Some notorious rehab cases:

-Actor Isaiah Washington apologizes and says he will seek counselling after using a gay slur last October in reference to fellow "Grey's Anatomy" actor T.R. Knight.

-Former "Seinfeld" actor Michael Richards is caught on video angrily shouting the N-word at black patrons during a November appearance at the Laugh Factory in Hollywood. Richards seeks counselling, apologizes publicly and meets with civil-rights leaders.

-Actor-director Mel Gibson is stopped on the Pacific Coast Highway for suspicion of drunken driving on July 28, 2006, and unleashes an anti-Semitic tirade against a Jewish sheriff's deputy. He apologizes, pleads no contest to drunken driving and says he will seek alcohol counselling and meet with Jewish leaders.

-Lindsay Lohan checks into a private rehab program in January, six months after a studio executive publicly upbraids the 20-year-old actress, saying her "all night heavy partying" is disrupting filming.

-San Francisco Mayor Gavin Newsom announces he is entering an alcohol rehabilitation program days after acknowledging he had an affair with his campaign manager's wife.

-The Rev. Ted Haggard resigns as president of the National Association of Evangelicals after allegations of sexual misconduct with a man are made public. A minister who helped oversee three weeks of counselling said Haggard emerged convinced that he is "completely heterosexual."

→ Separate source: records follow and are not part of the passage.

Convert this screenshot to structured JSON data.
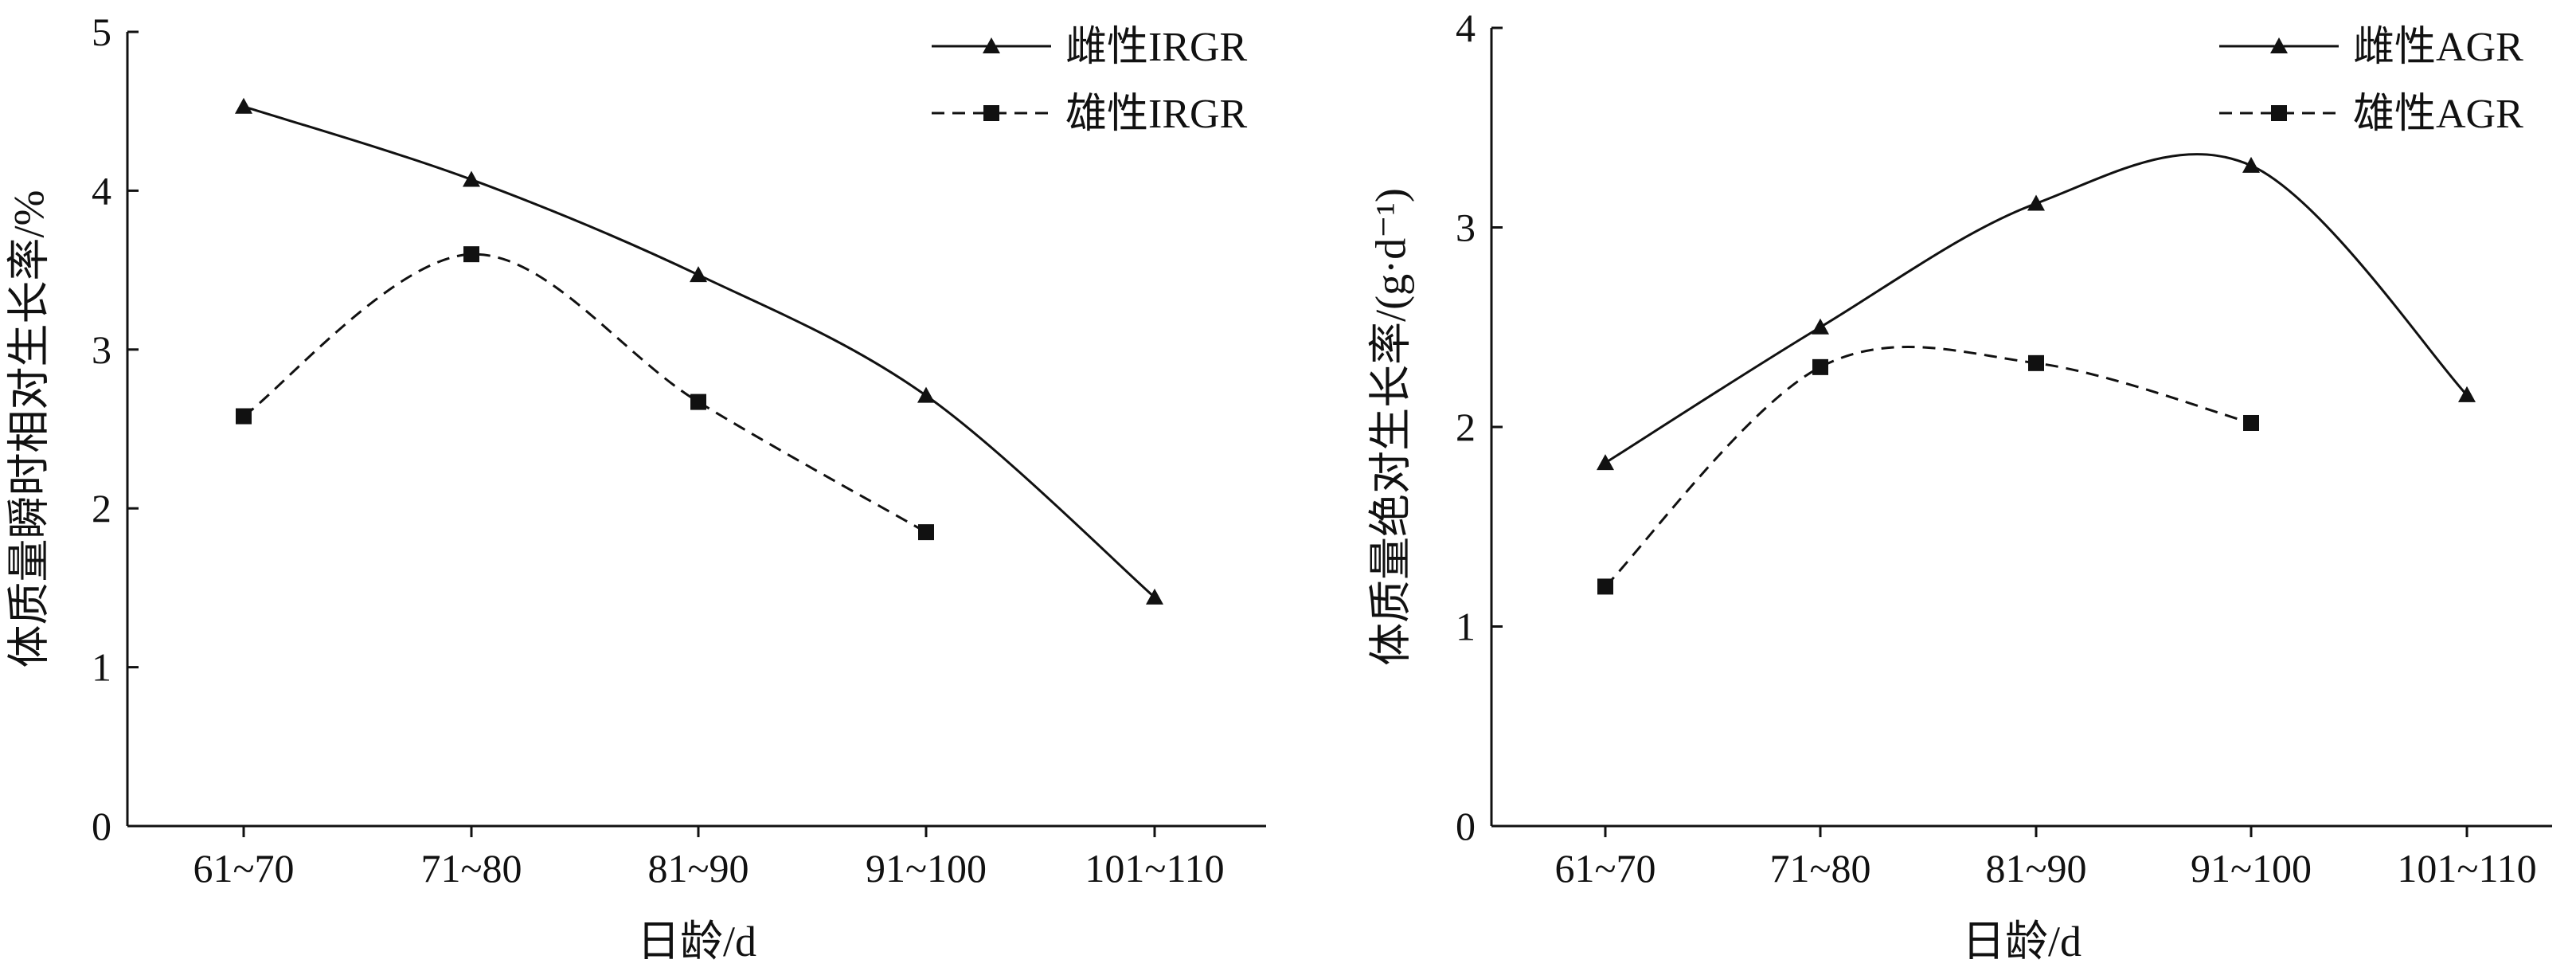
{
  "chart_data": [
    {
      "type": "line",
      "title": "",
      "categories": [
        "61~70",
        "71~80",
        "81~90",
        "91~100",
        "101~110"
      ],
      "xlabel": "日龄/d",
      "ylabel": "体质量瞬时相对生长率/%",
      "ylim": [
        0,
        5
      ],
      "yticks": [
        "0",
        "1",
        "2",
        "3",
        "4",
        "5"
      ],
      "grid": false,
      "legend_position": "top-right",
      "series": [
        {
          "name": "雌性IRGR",
          "values": [
            4.53,
            4.07,
            3.47,
            2.71,
            1.44
          ],
          "marker": "triangle",
          "dash": "solid"
        },
        {
          "name": "雄性IRGR",
          "values": [
            2.58,
            3.6,
            2.67,
            1.85,
            null
          ],
          "marker": "square",
          "dash": "dashed"
        }
      ]
    },
    {
      "type": "line",
      "title": "",
      "categories": [
        "61~70",
        "71~80",
        "81~90",
        "91~100",
        "101~110"
      ],
      "xlabel": "日龄/d",
      "ylabel": "体质量绝对生长率/(g·d⁻¹)",
      "ylim": [
        0,
        4
      ],
      "yticks": [
        "0",
        "1",
        "2",
        "3",
        "4"
      ],
      "grid": false,
      "legend_position": "top-right",
      "series": [
        {
          "name": "雌性AGR",
          "values": [
            1.82,
            2.5,
            3.12,
            3.31,
            2.16
          ],
          "marker": "triangle",
          "dash": "solid"
        },
        {
          "name": "雄性AGR",
          "values": [
            1.2,
            2.3,
            2.32,
            2.02,
            null
          ],
          "marker": "square",
          "dash": "dashed"
        }
      ]
    }
  ]
}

-Former U.S. Republican Rep. Mark Foley resigns from Congress last fall and enters alcohol rehab after his sexually explicit computer messages to young congressional interns, known as pages, are made public.

-Actor Robert Downey Jr. had several drug-and alcohol-related run-ins with the law in the 1990s, including one incident in which authorities said he mistook a neighbour's house for his own, broke in and went to sleep on a bed. He was in and out of jail and rehab before eventually completing a program in 2002.

-Oft-troubled musician-actress Courtney Love was sentenced to 180 days at a drug treatment centre after violating probation in 2005.


Blogger TC said...

In response to your blog and quote by Professor Boyarsky, I would like to state that it is not “bull” when someone checks into rehab or seeks help for their problems. Although a person’s motives for checking into a facility may not always be considered to be the right motives, they can still sometimes get the help that they need. If a famous person’s behavior is that bad, then there must be a reason for that inappropriate behavior and rehab may be the only answer at the time. While in rehab, even if it is only for a short time (as Bill Boyarsky stated in your blog), the person may experience a life changing event that they may not have experienced if they had not entered rehab. As you stated, Lindsey Lohan’s commitment to a rehab facility might be questioned because she is in and out of the facility. I like to state that at least she has entered a facility. She is seeking help and she may not be a perfect example of a recovering addict or alcoholic, but she is doing the right thing by checking into a facility. It may take her some time to achieve full sobriety and recovery.